Gesetz der Verteilung von Silbenlängen

Gesetz der Verteilung von Silbenlängen

Die Länge von Silben kann verschieden bestimmt werden nach der Zahl der Buchstaben, Laute oder Phoneme. Speziell für die gesprochene Sprache kann die Silbenlänge auch danach bemessen werden, wie lange eine Person benötigt, um sie auszusprechen, also als Silbendauer. Untersucht man nun für Texte, wie häufig Silben verschiedener Länge in ihnen vorkommen, so kann man feststellen, dass sie von einem Sprachgesetz gesteuert sind. Es handelt sich im Prinzip um das gleiche Sprachgesetz, das auch die Häufigkeitsverteilung der Wortlängen betrifft (Gesetz der Verteilung von Wortlängen; Theorie: Wimmer u.a. [1]).
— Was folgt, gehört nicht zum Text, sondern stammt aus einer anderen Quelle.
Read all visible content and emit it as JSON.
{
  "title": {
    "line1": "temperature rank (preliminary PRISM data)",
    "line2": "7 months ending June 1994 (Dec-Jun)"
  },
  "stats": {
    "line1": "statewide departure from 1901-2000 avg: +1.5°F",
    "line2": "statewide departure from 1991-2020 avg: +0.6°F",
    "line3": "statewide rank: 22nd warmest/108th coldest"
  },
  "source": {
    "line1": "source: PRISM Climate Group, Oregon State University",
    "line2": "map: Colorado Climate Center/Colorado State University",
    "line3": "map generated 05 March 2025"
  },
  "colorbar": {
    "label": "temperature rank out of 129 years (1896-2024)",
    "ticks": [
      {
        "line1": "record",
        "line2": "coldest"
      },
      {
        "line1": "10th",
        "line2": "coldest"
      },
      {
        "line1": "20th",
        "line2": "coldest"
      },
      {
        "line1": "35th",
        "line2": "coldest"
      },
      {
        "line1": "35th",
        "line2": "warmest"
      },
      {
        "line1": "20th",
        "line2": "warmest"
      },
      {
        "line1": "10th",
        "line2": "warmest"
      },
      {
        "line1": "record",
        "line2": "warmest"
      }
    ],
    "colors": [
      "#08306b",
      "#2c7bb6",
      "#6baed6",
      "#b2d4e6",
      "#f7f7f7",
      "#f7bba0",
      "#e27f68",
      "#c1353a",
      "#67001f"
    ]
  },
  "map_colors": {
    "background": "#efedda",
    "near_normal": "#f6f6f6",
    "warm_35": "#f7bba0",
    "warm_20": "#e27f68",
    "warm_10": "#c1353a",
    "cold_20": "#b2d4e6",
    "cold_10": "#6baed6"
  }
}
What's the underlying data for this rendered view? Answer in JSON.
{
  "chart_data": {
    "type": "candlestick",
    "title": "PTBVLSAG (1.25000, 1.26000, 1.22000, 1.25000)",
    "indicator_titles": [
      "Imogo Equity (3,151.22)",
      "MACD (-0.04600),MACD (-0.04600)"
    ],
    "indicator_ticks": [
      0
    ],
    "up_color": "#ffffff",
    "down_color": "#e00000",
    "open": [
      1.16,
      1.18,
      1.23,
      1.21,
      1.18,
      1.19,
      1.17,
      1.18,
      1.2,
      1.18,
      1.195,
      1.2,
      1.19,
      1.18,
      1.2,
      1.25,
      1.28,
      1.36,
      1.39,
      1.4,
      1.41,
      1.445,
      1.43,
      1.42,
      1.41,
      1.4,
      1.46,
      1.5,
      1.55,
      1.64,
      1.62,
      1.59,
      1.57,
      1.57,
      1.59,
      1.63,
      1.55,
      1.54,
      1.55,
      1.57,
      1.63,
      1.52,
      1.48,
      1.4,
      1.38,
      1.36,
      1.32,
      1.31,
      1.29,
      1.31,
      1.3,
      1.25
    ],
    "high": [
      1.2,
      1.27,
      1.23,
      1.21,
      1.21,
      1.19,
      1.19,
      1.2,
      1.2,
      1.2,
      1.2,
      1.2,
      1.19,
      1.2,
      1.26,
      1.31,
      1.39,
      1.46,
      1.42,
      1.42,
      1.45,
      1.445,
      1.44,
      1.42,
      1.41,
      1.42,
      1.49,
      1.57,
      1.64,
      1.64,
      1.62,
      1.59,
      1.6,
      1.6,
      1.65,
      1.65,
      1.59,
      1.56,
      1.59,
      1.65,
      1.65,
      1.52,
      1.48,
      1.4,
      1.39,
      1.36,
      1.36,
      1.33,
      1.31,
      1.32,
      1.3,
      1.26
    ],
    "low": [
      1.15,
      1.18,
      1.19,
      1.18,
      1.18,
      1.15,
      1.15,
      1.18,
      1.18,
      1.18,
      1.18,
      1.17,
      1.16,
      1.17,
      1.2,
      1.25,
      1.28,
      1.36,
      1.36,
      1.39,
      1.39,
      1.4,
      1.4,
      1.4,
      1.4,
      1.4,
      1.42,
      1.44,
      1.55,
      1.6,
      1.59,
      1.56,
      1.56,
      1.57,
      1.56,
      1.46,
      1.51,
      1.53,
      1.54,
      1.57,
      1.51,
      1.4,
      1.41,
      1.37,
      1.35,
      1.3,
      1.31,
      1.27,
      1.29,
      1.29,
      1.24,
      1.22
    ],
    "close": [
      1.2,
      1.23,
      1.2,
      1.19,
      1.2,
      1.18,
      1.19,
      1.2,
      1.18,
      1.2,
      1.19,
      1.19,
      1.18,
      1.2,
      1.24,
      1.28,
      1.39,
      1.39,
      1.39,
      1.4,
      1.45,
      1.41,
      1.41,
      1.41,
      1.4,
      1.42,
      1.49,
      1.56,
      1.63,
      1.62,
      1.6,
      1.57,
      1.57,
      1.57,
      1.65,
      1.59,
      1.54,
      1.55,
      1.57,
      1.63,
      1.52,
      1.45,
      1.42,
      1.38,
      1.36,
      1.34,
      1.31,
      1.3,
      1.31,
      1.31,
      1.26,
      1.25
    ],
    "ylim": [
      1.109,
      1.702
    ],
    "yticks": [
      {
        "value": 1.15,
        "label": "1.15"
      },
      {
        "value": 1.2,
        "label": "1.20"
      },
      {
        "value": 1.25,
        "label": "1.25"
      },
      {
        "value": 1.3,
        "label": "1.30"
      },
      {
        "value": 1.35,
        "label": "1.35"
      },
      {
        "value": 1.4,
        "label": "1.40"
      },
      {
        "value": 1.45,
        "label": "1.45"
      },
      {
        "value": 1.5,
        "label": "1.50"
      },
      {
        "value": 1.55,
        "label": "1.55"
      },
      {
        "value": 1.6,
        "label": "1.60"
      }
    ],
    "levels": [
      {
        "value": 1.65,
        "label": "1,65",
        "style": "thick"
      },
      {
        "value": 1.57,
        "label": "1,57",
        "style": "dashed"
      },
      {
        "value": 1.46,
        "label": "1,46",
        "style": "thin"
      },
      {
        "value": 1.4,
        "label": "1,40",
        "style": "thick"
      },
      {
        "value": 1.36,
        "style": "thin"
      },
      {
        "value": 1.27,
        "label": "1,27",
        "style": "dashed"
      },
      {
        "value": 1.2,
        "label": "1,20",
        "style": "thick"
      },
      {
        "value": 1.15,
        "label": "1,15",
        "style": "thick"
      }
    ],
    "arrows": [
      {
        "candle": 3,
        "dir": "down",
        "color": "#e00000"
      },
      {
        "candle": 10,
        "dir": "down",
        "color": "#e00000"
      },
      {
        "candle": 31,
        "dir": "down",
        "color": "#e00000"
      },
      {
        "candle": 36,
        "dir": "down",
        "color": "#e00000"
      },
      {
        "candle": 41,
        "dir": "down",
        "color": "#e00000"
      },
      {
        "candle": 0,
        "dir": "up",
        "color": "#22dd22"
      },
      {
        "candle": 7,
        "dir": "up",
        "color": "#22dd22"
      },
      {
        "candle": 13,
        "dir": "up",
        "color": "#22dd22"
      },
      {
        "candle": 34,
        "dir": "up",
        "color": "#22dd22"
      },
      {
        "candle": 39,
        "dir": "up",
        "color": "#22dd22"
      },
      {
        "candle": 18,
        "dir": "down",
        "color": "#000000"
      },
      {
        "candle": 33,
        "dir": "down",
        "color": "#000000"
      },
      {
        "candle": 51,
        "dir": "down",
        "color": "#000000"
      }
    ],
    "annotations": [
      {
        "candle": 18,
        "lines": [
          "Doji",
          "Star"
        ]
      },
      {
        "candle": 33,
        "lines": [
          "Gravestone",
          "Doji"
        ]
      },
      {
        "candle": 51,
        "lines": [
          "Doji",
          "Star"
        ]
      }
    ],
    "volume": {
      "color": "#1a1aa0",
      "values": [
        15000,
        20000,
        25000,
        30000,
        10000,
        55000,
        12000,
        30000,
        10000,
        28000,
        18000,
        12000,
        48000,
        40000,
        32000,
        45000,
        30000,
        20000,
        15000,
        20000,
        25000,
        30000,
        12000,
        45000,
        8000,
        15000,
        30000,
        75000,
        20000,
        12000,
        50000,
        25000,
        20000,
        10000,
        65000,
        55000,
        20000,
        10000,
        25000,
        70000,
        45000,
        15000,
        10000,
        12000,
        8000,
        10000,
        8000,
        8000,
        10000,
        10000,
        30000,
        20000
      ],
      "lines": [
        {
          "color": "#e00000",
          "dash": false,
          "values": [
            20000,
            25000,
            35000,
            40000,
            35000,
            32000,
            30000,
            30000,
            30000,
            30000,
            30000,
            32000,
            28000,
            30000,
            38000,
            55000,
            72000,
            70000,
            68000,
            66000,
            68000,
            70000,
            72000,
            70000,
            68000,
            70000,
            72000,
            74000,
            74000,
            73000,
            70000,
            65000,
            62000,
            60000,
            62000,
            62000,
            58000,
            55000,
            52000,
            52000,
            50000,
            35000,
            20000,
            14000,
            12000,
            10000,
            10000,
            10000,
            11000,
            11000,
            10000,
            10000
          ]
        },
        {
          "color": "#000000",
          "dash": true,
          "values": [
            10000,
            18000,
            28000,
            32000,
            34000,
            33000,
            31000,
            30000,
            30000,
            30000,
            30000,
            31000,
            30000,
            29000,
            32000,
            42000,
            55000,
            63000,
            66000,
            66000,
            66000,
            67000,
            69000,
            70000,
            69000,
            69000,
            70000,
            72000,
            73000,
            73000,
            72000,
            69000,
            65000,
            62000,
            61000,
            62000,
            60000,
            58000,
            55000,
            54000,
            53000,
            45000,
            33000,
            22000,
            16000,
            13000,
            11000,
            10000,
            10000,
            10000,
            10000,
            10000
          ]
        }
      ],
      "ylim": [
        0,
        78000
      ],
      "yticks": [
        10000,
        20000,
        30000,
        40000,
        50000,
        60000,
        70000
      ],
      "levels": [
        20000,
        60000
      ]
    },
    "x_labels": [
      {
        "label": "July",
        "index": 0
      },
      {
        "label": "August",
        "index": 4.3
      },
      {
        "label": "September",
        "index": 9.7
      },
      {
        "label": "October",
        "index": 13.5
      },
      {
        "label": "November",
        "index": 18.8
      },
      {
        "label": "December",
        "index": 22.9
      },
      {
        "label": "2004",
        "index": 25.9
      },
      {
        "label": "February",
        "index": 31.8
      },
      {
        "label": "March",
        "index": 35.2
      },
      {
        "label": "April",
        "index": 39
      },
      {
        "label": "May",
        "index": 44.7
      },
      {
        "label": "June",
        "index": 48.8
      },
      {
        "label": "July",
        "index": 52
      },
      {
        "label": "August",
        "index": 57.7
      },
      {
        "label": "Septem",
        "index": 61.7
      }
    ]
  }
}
Zur Anwendung der Theorie auf die Silbenlängen s. [2].

Inhaltsverzeichnis

Ein Beispiel

Ein Beispiel für eine Silbenlängenverteilung (gemessen als Zahl der Phoneme pro Silbe) in einem kurzen deutschen Pressetext [3]:

x n(x) NP(x)
1
5
5.02
2
82
77.88
3
98
101.47
4
29
31.05
5
4
3.39
6
1
0.19

(Dabei ist x: Zahl der Silben pro Wort, n(x) die in diesem Text beobachtete Zahl der Silben pro Wort; NP(x) die Zahl der Silben pro Wort, die berechnet wird, wenn man die Conway-Maxwell-Poisson-Verteilung an die beobachteten Daten anpasst. Ergebnis: die Conway-Maxwell-Poisson-Verteilung ist für diesen Text ein gutes Modell mit dem Testkriterium P = 0.59, wobei P als gut erachtet wird, wenn es größer/ gleich 0.05 ist. Für ausführlichere Erläuterungen sei auf die angegebene Literatur verwiesen.)

Die Silbenlängenverteilung dieses Textes ist für das Deutsche recht typisch: am häufigsten sind die Silben mittlerer Länge. Auffällig ist, dass für Silbenlängen im Deutschen ein anderes Modell gewählt werden muss als für Morph-, Satz- und Wortlängen oder die Längen rhythmischer Einheiten.

Ausblick

Bei rund 230 deutschen, 30 englischen und 10 russischen Texten bewährt sich fast immer die Conway-Maxwell-Poisson-Verteilung als geeignetes Modell, im Altkirchenslawischen sowie in den modernen Sprachen Bulgarisch und Slowenisch die Hyperpoisson-Verteilung. Untersuchungen zu weiteren Sprachen stehen aus; eine Verallgemeinerung der Ergebnisse ist daher noch nicht sinnvoll.

Die Befunde zu den Silbenlängenverteilungen stützen die allgemeine Hypothese der Quantitativen Linguistik, dass Sprachverwendung ebenso wie Sprachstruktur und -wandel Gesetzen folgen.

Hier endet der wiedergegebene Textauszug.